AI Employed by Researchers to Uncover Kidney Disease Causes

Two Indiana University researchers are developing new ways of detecting the root of kidney disease causes using artificial intelligence data sequencing, thanks to a nearly $1.2 million grant from the National Institutes of Health.

Juexin Wang, assistant professor of bioinformatics in the Luddy School of Informatics, Computing and Engineering at IUPUI, and Dr. Michael Eadon, associate professor of medicine in the IU School of Medicine, will use novel AI data-sequencing technology to see what happens in the kidneys on a single-cell level, offering important insight into why kidney disease develops.

Juexin WangJuexin Wang. Photo courtesy of Juexin Wang The researchers first hope to develop a deep-learning framework with detailed heterogenous kidney spatial transcriptomics, which is data that takes a picture of where different genes are active in specific locations within tissues or organs. They will apply the new methods to publicly available kidney spatial transcriptomic data with the hopes of finding useful molecular signatures in kidney injuries.

According to the Centers for Disease Control and Prevention, one in seven adults in the United States suffer from chronic kidney disease.

"We're trying to find the differences between a healthy kidney and a patient with kidney disease, but we first need to understand the pathology of the disease using a new AI method scrutinizing new spatial transcriptomics data, which is cell information on the molecular level," Wang said. "We will then try to predict the severity of the kidney disease and identify if there are some key mechanisms that trigger the disease."

The researchers are working with Qin Ma from The Ohio State University. Ultimately, they hope to generate a community for analyzing, sharing and disseminating spatial transcriptomics for physicians and bioinformaticians in kidney research.

According to Wang, the biggest challenge for analyzing the kidney is heterogeneity.

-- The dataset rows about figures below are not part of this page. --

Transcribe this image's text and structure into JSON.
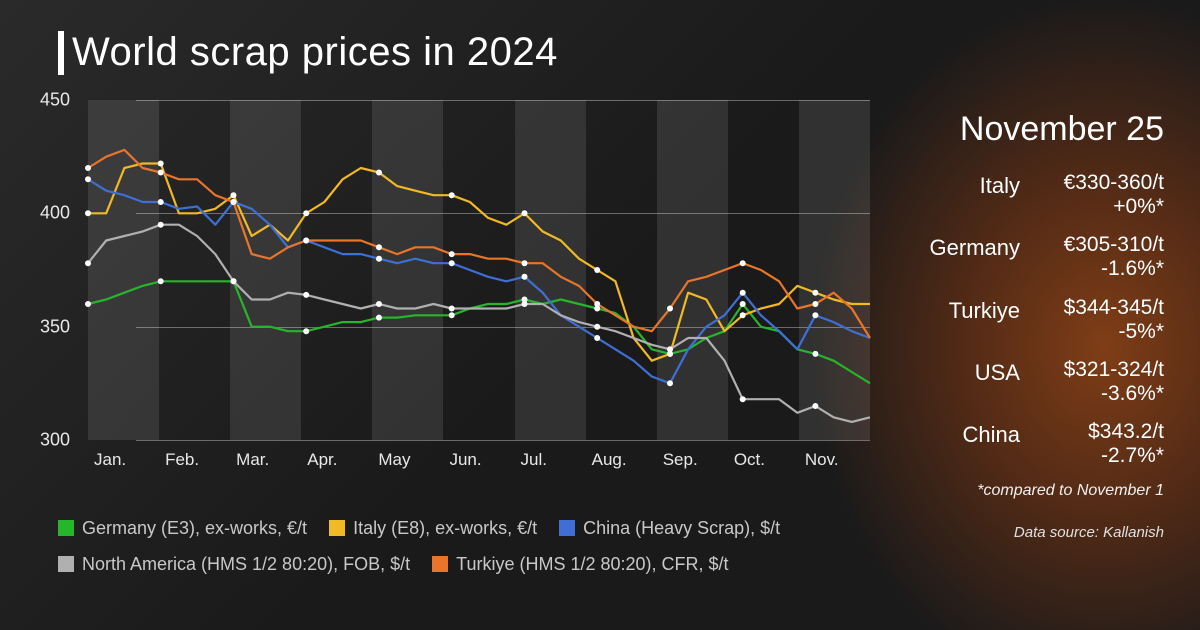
{
  "title": "World scrap prices in 2024",
  "chart": {
    "type": "line",
    "ylim": [
      300,
      450
    ],
    "yticks": [
      300,
      350,
      400,
      450
    ],
    "ytick_labels": [
      "300",
      "350",
      "400",
      "450"
    ],
    "months": [
      "Jan.",
      "Feb.",
      "Mar.",
      "Apr.",
      "May",
      "Jun.",
      "Jul.",
      "Aug.",
      "Sep.",
      "Oct.",
      "Nov."
    ],
    "n_points": 44,
    "month_markers_x": [
      0,
      4,
      8,
      12,
      16,
      20,
      24,
      28,
      32,
      36,
      40
    ],
    "background": "#222222",
    "grid_color": "rgba(255,255,255,0.35)",
    "band_color": "rgba(255,255,255,0.10)",
    "axis_font_color": "#e8e8e8",
    "axis_fontsize": 17,
    "line_width": 2.2,
    "marker_radius": 3,
    "series": [
      {
        "id": "germany-e3",
        "label": "Germany (E3), ex-works, €/t",
        "color": "#26b52b",
        "values": [
          360,
          362,
          365,
          368,
          370,
          370,
          370,
          370,
          370,
          350,
          350,
          348,
          348,
          350,
          352,
          352,
          354,
          354,
          355,
          355,
          355,
          358,
          360,
          360,
          362,
          360,
          362,
          360,
          358,
          356,
          350,
          340,
          338,
          340,
          345,
          348,
          360,
          350,
          348,
          340,
          338,
          335,
          330,
          325
        ]
      },
      {
        "id": "italy-e8",
        "label": "Italy (E8), ex-works, €/t",
        "color": "#f0b925",
        "values": [
          400,
          400,
          420,
          422,
          422,
          400,
          400,
          402,
          408,
          390,
          395,
          388,
          400,
          405,
          415,
          420,
          418,
          412,
          410,
          408,
          408,
          405,
          398,
          395,
          400,
          392,
          388,
          380,
          375,
          370,
          345,
          335,
          338,
          365,
          362,
          348,
          355,
          358,
          360,
          368,
          365,
          362,
          360,
          360
        ]
      },
      {
        "id": "china-heavy",
        "label": "China (Heavy Scrap), $/t",
        "color": "#3e6fd6",
        "values": [
          415,
          410,
          408,
          405,
          405,
          402,
          403,
          395,
          405,
          402,
          395,
          385,
          388,
          385,
          382,
          382,
          380,
          378,
          380,
          378,
          378,
          375,
          372,
          370,
          372,
          365,
          355,
          350,
          345,
          340,
          335,
          328,
          325,
          340,
          350,
          355,
          365,
          355,
          348,
          340,
          355,
          352,
          348,
          345
        ]
      },
      {
        "id": "north-america",
        "label": "North America (HMS 1/2 80:20), FOB, $/t",
        "color": "#b0b0b0",
        "values": [
          378,
          388,
          390,
          392,
          395,
          395,
          390,
          382,
          370,
          362,
          362,
          365,
          364,
          362,
          360,
          358,
          360,
          358,
          358,
          360,
          358,
          358,
          358,
          358,
          360,
          360,
          355,
          352,
          350,
          348,
          345,
          342,
          340,
          345,
          345,
          335,
          318,
          318,
          318,
          312,
          315,
          310,
          308,
          310
        ]
      },
      {
        "id": "turkiye",
        "label": "Turkiye (HMS 1/2 80:20), CFR, $/t",
        "color": "#e8752a",
        "values": [
          420,
          425,
          428,
          420,
          418,
          415,
          415,
          408,
          405,
          382,
          380,
          385,
          388,
          388,
          388,
          388,
          385,
          382,
          385,
          385,
          382,
          382,
          380,
          380,
          378,
          378,
          372,
          368,
          360,
          355,
          350,
          348,
          358,
          370,
          372,
          375,
          378,
          375,
          370,
          358,
          360,
          365,
          358,
          345
        ]
      }
    ]
  },
  "legend": {
    "font_color": "#c8c8c8",
    "fontsize": 18
  },
  "side": {
    "date": "November 25",
    "stats": [
      {
        "label": "Italy",
        "value": "€330-360/t",
        "change": "+0%*"
      },
      {
        "label": "Germany",
        "value": "€305-310/t",
        "change": "-1.6%*"
      },
      {
        "label": "Turkiye",
        "value": "$344-345/t",
        "change": "-5%*"
      },
      {
        "label": "USA",
        "value": "$321-324/t",
        "change": "-3.6%*"
      },
      {
        "label": "China",
        "value": "$343.2/t",
        "change": "-2.7%*"
      }
    ],
    "footnote": "*compared to November 1",
    "source": "Data source: Kallanish"
  }
}
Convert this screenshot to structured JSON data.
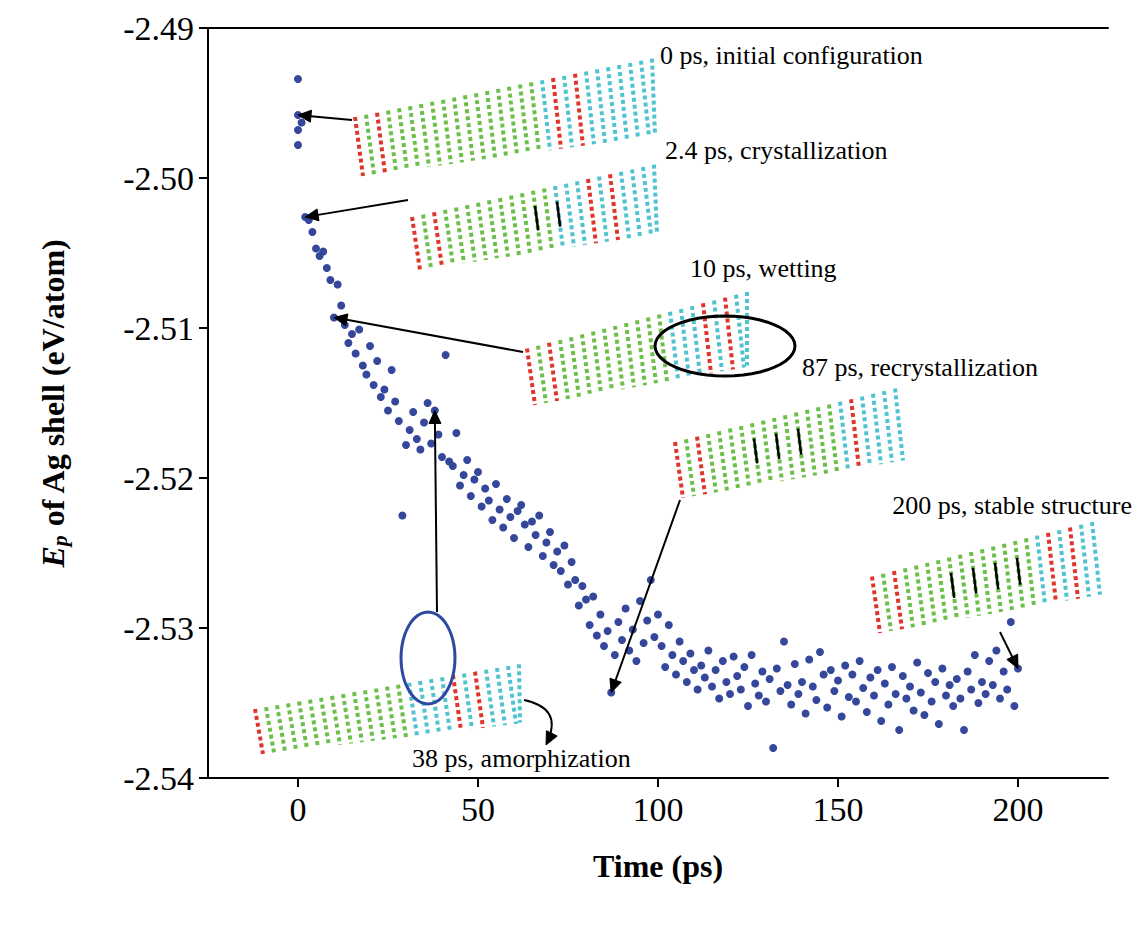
{
  "chart_data": {
    "type": "scatter",
    "x_label": "Time (ps)",
    "y_label": "Ep of Ag shell (eV/atom)",
    "color": "#35479b",
    "marker": "circle",
    "grid": false,
    "xlim": [
      -25,
      225
    ],
    "xticks": [
      0,
      50,
      100,
      150,
      200
    ],
    "ylim": [
      -2.54,
      -2.49
    ],
    "yticks": [
      -2.54,
      -2.53,
      -2.52,
      -2.51,
      {
        "value": -2.5,
        "label": "-2.50"
      },
      -2.49
    ],
    "annotations": [
      {
        "text": "0 ps, initial configuration",
        "time": 0
      },
      {
        "text": "2.4 ps, crystallization",
        "time": 2.4
      },
      {
        "text": "10 ps, wetting",
        "time": 10
      },
      {
        "text": "38 ps, amorphization",
        "time": 38
      },
      {
        "text": "87 ps, recrystallization",
        "time": 87
      },
      {
        "text": "200 ps, stable structure",
        "time": 200
      }
    ],
    "x": [
      0,
      0,
      0,
      0,
      1,
      2,
      3,
      4,
      5,
      6,
      7,
      8,
      9,
      10,
      11,
      12,
      13,
      14,
      15,
      16,
      17,
      18,
      19,
      20,
      21,
      22,
      23,
      24,
      25,
      26,
      27,
      28,
      29,
      30,
      31,
      32,
      33,
      34,
      35,
      36,
      37,
      38,
      39,
      40,
      41,
      42,
      43,
      44,
      45,
      46,
      47,
      48,
      49,
      50,
      51,
      52,
      53,
      54,
      55,
      56,
      57,
      58,
      59,
      60,
      61,
      62,
      63,
      64,
      65,
      66,
      67,
      68,
      69,
      70,
      71,
      72,
      73,
      74,
      75,
      76,
      77,
      78,
      79,
      80,
      81,
      82,
      83,
      84,
      85,
      86,
      87,
      88,
      89,
      90,
      91,
      92,
      93,
      94,
      95,
      96,
      97,
      98,
      99,
      100,
      101,
      102,
      103,
      104,
      105,
      106,
      107,
      108,
      109,
      110,
      111,
      112,
      113,
      114,
      115,
      116,
      117,
      118,
      119,
      120,
      121,
      122,
      123,
      124,
      125,
      126,
      127,
      128,
      129,
      130,
      131,
      132,
      133,
      134,
      135,
      136,
      137,
      138,
      139,
      140,
      141,
      142,
      143,
      144,
      145,
      146,
      147,
      148,
      149,
      150,
      151,
      152,
      153,
      154,
      155,
      156,
      157,
      158,
      159,
      160,
      161,
      162,
      163,
      164,
      165,
      166,
      167,
      168,
      169,
      170,
      171,
      172,
      173,
      174,
      175,
      176,
      177,
      178,
      179,
      180,
      181,
      182,
      183,
      184,
      185,
      186,
      187,
      188,
      189,
      190,
      191,
      192,
      193,
      194,
      195,
      196,
      197,
      198,
      199,
      200
    ],
    "values": [
      -2.4958,
      -2.4934,
      -2.4968,
      -2.4978,
      -2.4963,
      -2.5026,
      -2.5028,
      -2.5036,
      -2.5047,
      -2.5052,
      -2.5049,
      -2.506,
      -2.5068,
      -2.5093,
      -2.5071,
      -2.5085,
      -2.5098,
      -2.511,
      -2.5104,
      -2.5117,
      -2.5101,
      -2.5125,
      -2.5131,
      -2.5112,
      -2.5138,
      -2.5122,
      -2.5146,
      -2.5141,
      -2.5155,
      -2.5128,
      -2.5149,
      -2.5162,
      -2.5225,
      -2.5178,
      -2.5168,
      -2.5156,
      -2.5174,
      -2.5181,
      -2.5163,
      -2.515,
      -2.5177,
      -2.5155,
      -2.5171,
      -2.5186,
      -2.5118,
      -2.5189,
      -2.5192,
      -2.517,
      -2.5205,
      -2.5198,
      -2.5188,
      -2.5212,
      -2.5201,
      -2.5196,
      -2.5219,
      -2.5207,
      -2.5215,
      -2.5228,
      -2.5204,
      -2.5221,
      -2.5233,
      -2.5214,
      -2.5226,
      -2.524,
      -2.5222,
      -2.5218,
      -2.5231,
      -2.5246,
      -2.5229,
      -2.5238,
      -2.5225,
      -2.5252,
      -2.5243,
      -2.5236,
      -2.5258,
      -2.5249,
      -2.5262,
      -2.5245,
      -2.5271,
      -2.5256,
      -2.5268,
      -2.5285,
      -2.5272,
      -2.5281,
      -2.5298,
      -2.5279,
      -2.5305,
      -2.5291,
      -2.5312,
      -2.5302,
      -2.5343,
      -2.5318,
      -2.5296,
      -2.5308,
      -2.5287,
      -2.5315,
      -2.5301,
      -2.5322,
      -2.5282,
      -2.531,
      -2.5295,
      -2.5268,
      -2.5306,
      -2.5291,
      -2.5312,
      -2.5326,
      -2.5298,
      -2.5318,
      -2.5331,
      -2.5309,
      -2.5322,
      -2.5336,
      -2.5317,
      -2.5328,
      -2.5341,
      -2.5325,
      -2.5333,
      -2.5315,
      -2.5339,
      -2.5328,
      -2.5347,
      -2.5322,
      -2.5336,
      -2.5344,
      -2.5319,
      -2.5332,
      -2.5341,
      -2.5326,
      -2.5352,
      -2.5318,
      -2.5337,
      -2.5345,
      -2.5329,
      -2.5349,
      -2.5334,
      -2.538,
      -2.5327,
      -2.5342,
      -2.5309,
      -2.5338,
      -2.5351,
      -2.5324,
      -2.5344,
      -2.5336,
      -2.5357,
      -2.5321,
      -2.5339,
      -2.5348,
      -2.5316,
      -2.5331,
      -2.5353,
      -2.5328,
      -2.5342,
      -2.5335,
      -2.5359,
      -2.5325,
      -2.5346,
      -2.5331,
      -2.5349,
      -2.5322,
      -2.534,
      -2.5356,
      -2.5333,
      -2.5345,
      -2.5328,
      -2.5362,
      -2.5337,
      -2.5351,
      -2.5326,
      -2.5344,
      -2.5368,
      -2.5332,
      -2.5347,
      -2.5339,
      -2.5355,
      -2.5323,
      -2.5343,
      -2.5358,
      -2.533,
      -2.5349,
      -2.5336,
      -2.5364,
      -2.5327,
      -2.5345,
      -2.5338,
      -2.5352,
      -2.5334,
      -2.5347,
      -2.5368,
      -2.5329,
      -2.5341,
      -2.5318,
      -2.535,
      -2.5336,
      -2.5344,
      -2.5322,
      -2.5338,
      -2.5315,
      -2.5347,
      -2.5329,
      -2.5341,
      -2.5296,
      -2.5352,
      -2.5327
    ]
  }
}
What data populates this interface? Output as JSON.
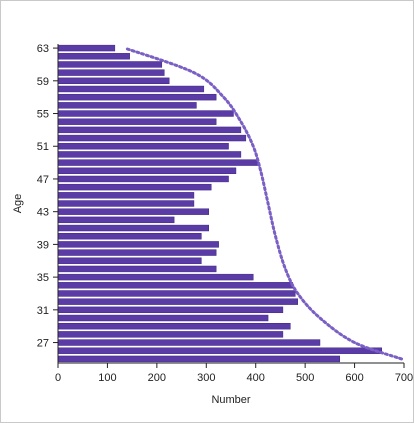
{
  "chart_data": {
    "type": "bar",
    "orientation": "horizontal",
    "title": "",
    "xlabel": "Number",
    "ylabel": "Age",
    "xlim": [
      0,
      700
    ],
    "ylim": [
      25,
      63
    ],
    "x_ticks": [
      "0",
      "100",
      "200",
      "300",
      "400",
      "500",
      "600",
      "700"
    ],
    "y_ticks": [
      "27",
      "31",
      "35",
      "39",
      "43",
      "47",
      "51",
      "55",
      "59",
      "63"
    ],
    "x_tick_values": [
      0,
      100,
      200,
      300,
      400,
      500,
      600,
      700
    ],
    "y_tick_values": [
      27,
      31,
      35,
      39,
      43,
      47,
      51,
      55,
      59,
      63
    ],
    "grid": false,
    "legend": "none",
    "colors": {
      "bar": "#5b3ba6",
      "bar_edge": "#3f2685",
      "curve": "#7a5fc4",
      "axis": "#222222"
    },
    "series": [
      {
        "values": [
          {
            "age": 25,
            "number": 570
          },
          {
            "age": 26,
            "number": 655
          },
          {
            "age": 27,
            "number": 530
          },
          {
            "age": 28,
            "number": 455
          },
          {
            "age": 29,
            "number": 470
          },
          {
            "age": 30,
            "number": 425
          },
          {
            "age": 31,
            "number": 455
          },
          {
            "age": 32,
            "number": 485
          },
          {
            "age": 33,
            "number": 480
          },
          {
            "age": 34,
            "number": 475
          },
          {
            "age": 35,
            "number": 395
          },
          {
            "age": 36,
            "number": 320
          },
          {
            "age": 37,
            "number": 290
          },
          {
            "age": 38,
            "number": 320
          },
          {
            "age": 39,
            "number": 325
          },
          {
            "age": 40,
            "number": 290
          },
          {
            "age": 41,
            "number": 305
          },
          {
            "age": 42,
            "number": 235
          },
          {
            "age": 43,
            "number": 305
          },
          {
            "age": 44,
            "number": 275
          },
          {
            "age": 45,
            "number": 275
          },
          {
            "age": 46,
            "number": 310
          },
          {
            "age": 47,
            "number": 345
          },
          {
            "age": 48,
            "number": 360
          },
          {
            "age": 49,
            "number": 405
          },
          {
            "age": 50,
            "number": 370
          },
          {
            "age": 51,
            "number": 345
          },
          {
            "age": 52,
            "number": 380
          },
          {
            "age": 53,
            "number": 370
          },
          {
            "age": 54,
            "number": 320
          },
          {
            "age": 55,
            "number": 355
          },
          {
            "age": 56,
            "number": 280
          },
          {
            "age": 57,
            "number": 320
          },
          {
            "age": 58,
            "number": 295
          },
          {
            "age": 59,
            "number": 225
          },
          {
            "age": 60,
            "number": 215
          },
          {
            "age": 61,
            "number": 210
          },
          {
            "age": 62,
            "number": 145
          },
          {
            "age": 63,
            "number": 115
          }
        ]
      }
    ],
    "curve": {
      "style": "dotted",
      "points": [
        {
          "age": 25,
          "number": 695
        },
        {
          "age": 27,
          "number": 600
        },
        {
          "age": 30,
          "number": 530
        },
        {
          "age": 33,
          "number": 485
        },
        {
          "age": 36,
          "number": 460
        },
        {
          "age": 40,
          "number": 440
        },
        {
          "age": 44,
          "number": 425
        },
        {
          "age": 48,
          "number": 410
        },
        {
          "age": 51,
          "number": 395
        },
        {
          "age": 54,
          "number": 370
        },
        {
          "age": 57,
          "number": 335
        },
        {
          "age": 60,
          "number": 275
        },
        {
          "age": 63,
          "number": 135
        }
      ]
    }
  }
}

The kidney is made up of over a million nephrons - the microscopic structural unit of the organ - with more than 100 different types of tightly compacted cells. The researchers are developing ways to identify the overlapping cells in order to conduct further research of the disease.

"This research gives insight on how cells work together to build and maintain organs and systems, which is key to understanding how and why kidney disease develops," Wang said. "Other scientists can further their own research on kidney disease with our data, and physicians can use it in their practices."